1. A Letter to a Best Friend

Dearest Best Friend,

I have just finished reading ‘Howards End’ by E.M. Forster. I have real fears that you have bits of Mr. Wilcox in you— bits of self-righteous condescension and flippant dismissal and misguided paternal feelings— and that these bits will only magnify themselves as you grow older. In this world, people consider only the outward displays of life— the flashes of anger, the harried sending of telegrams— as living. You have already fallen prey to this idea, this supposedly commendable habit of being preoccupied with doing things over actually thinking things.
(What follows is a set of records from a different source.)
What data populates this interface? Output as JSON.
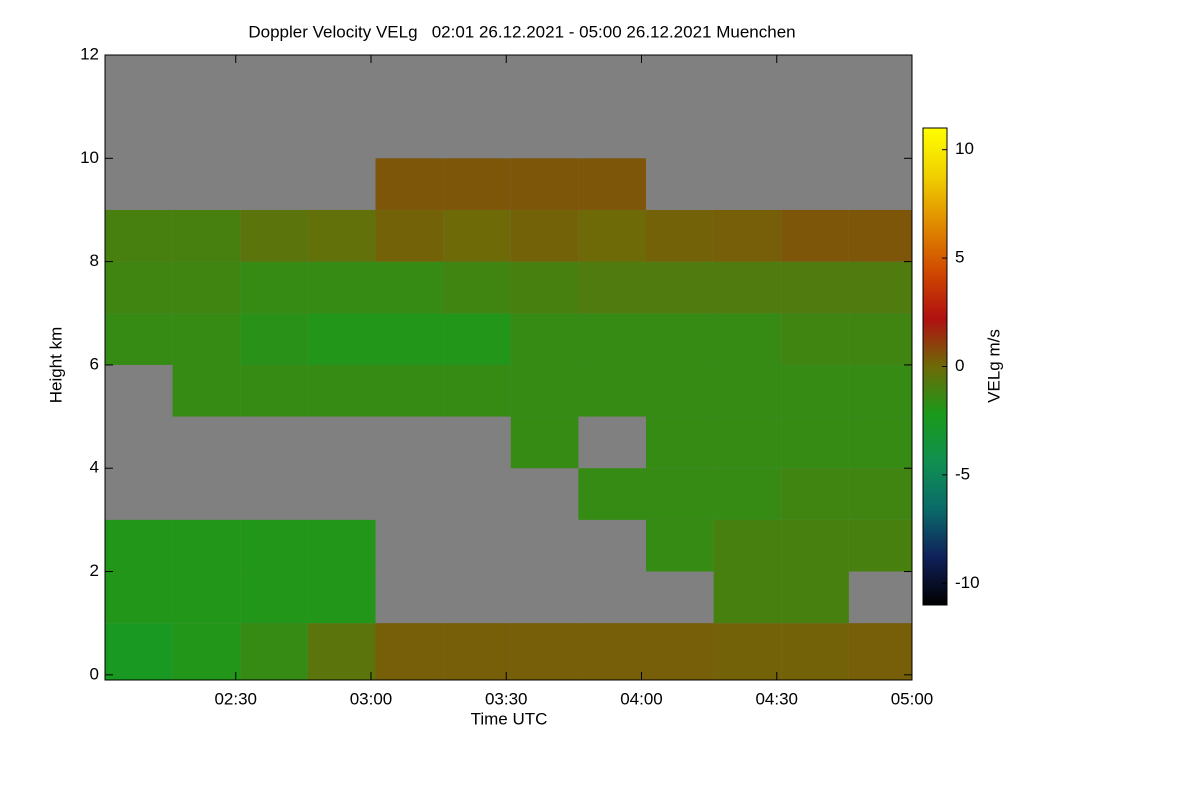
{
  "chart_data": {
    "type": "heatmap",
    "title": "Doppler Velocity VELg   02:01 26.12.2021 - 05:00 26.12.2021 Muenchen",
    "x_label": "Time UTC",
    "y_label": "Height km",
    "colorbar_label": "VELg m/s",
    "xlim": [
      121,
      300
    ],
    "xticks": [
      {
        "value": 150,
        "label": "02:30"
      },
      {
        "value": 180,
        "label": "03:00"
      },
      {
        "value": 210,
        "label": "03:30"
      },
      {
        "value": 240,
        "label": "04:00"
      },
      {
        "value": 270,
        "label": "04:30"
      },
      {
        "value": 300,
        "label": "05:00"
      }
    ],
    "ylim": [
      -0.1,
      12
    ],
    "yticks": [
      0,
      2,
      4,
      6,
      8,
      10,
      12
    ],
    "zlim": [
      -11,
      11
    ],
    "zticks": [
      10,
      5,
      0,
      -5,
      -10
    ],
    "background_color": "#808080",
    "colormap": [
      "#000000",
      "#10205a",
      "#0a6a6a",
      "#109050",
      "#1a9a1a",
      "#6e6a08",
      "#b01010",
      "#d04a00",
      "#e08c00",
      "#f0d000",
      "#ffff00"
    ],
    "x_edges": [
      121,
      136,
      151,
      166,
      181,
      196,
      211,
      226,
      241,
      256,
      271,
      286,
      300
    ],
    "y_edges": [
      0,
      1,
      2,
      3,
      4,
      5,
      6,
      7,
      8,
      9,
      10,
      11,
      12
    ],
    "z": [
      [
        -2.5,
        -2,
        -1.5,
        -0.5,
        0.3,
        0.3,
        0.3,
        0.3,
        0.3,
        0.2,
        0.2,
        0.3
      ],
      [
        -2,
        -2,
        -2,
        -2,
        null,
        null,
        null,
        null,
        null,
        -1,
        -1,
        null
      ],
      [
        -2,
        -2,
        -2,
        -2,
        null,
        null,
        null,
        null,
        -1.5,
        -1,
        -1,
        -1
      ],
      [
        null,
        null,
        null,
        null,
        null,
        null,
        null,
        -1.5,
        -1.5,
        -1.5,
        -1.2,
        -1.2
      ],
      [
        null,
        null,
        null,
        null,
        null,
        null,
        -1.5,
        null,
        -1.5,
        -1.5,
        -1.5,
        -1.5
      ],
      [
        null,
        -1.5,
        -1.5,
        -1.5,
        -1.5,
        -1.5,
        -1.5,
        -1.5,
        -1.5,
        -1.5,
        -1.5,
        -1.5
      ],
      [
        -1.5,
        -1.5,
        -1.8,
        -2,
        -2,
        -2,
        -1.5,
        -1.5,
        -1.5,
        -1.5,
        -1.2,
        -1.2
      ],
      [
        -1.2,
        -1.2,
        -1.5,
        -1.5,
        -1.5,
        -1.2,
        -1,
        -0.8,
        -0.8,
        -0.8,
        -0.8,
        -0.8
      ],
      [
        -1,
        -1,
        -0.5,
        -0.3,
        0.2,
        0,
        0.2,
        0,
        0.2,
        0.3,
        0.5,
        0.5
      ],
      [
        null,
        null,
        null,
        null,
        0.5,
        0.5,
        0.5,
        0.5,
        null,
        null,
        null,
        null
      ],
      [
        null,
        null,
        null,
        null,
        null,
        null,
        null,
        null,
        null,
        null,
        null,
        null
      ],
      [
        null,
        null,
        null,
        null,
        null,
        null,
        null,
        null,
        null,
        null,
        null,
        null
      ]
    ]
  }
}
Doing things vigorously and impressively has trumped thinking things truthfully and sincerely.

You brush me off when it suits you, and you fawn over me when you feel like you wouldn’t mind the reciprocated affection. You somehow distort sticky situations so that I end up apologizing for your mistakes as if they’d been results of my own thoughtlessness. You are shameless— you lie, simper, grin, cajole, coax. You don’t realize the depth of my resentment, because you don’t find it worth your time to acknowledge it.

I believe that you will change, little by little— if at least by osmosis. I want to change you, even though I know how inappropriate and futile such a desire is.

There are parts of you that almost make up for the rest. You are fiercely intelligent, even more fiercely clever. You pick up on the often overlooked details of life— the sidelong glance, the snide remark. You cannon-ball into everything— new experiences, overused apologies, inappropriate jokes.

But I don’t want to be a Margaret. I don’t want to lose myself to being your friend, all because you yourself can’t stand to give up any part of yourself. You forget that I too am fiercely intelligent, sometimes fiercely clever. I pick up on things you would never notice— that off-hand punchline, the Mean Girls allusion, the tongue-in-cheek compliment. I cannon-ball into everything— awkward conversations, telephone poles, the works.

You should see that I give up things, too.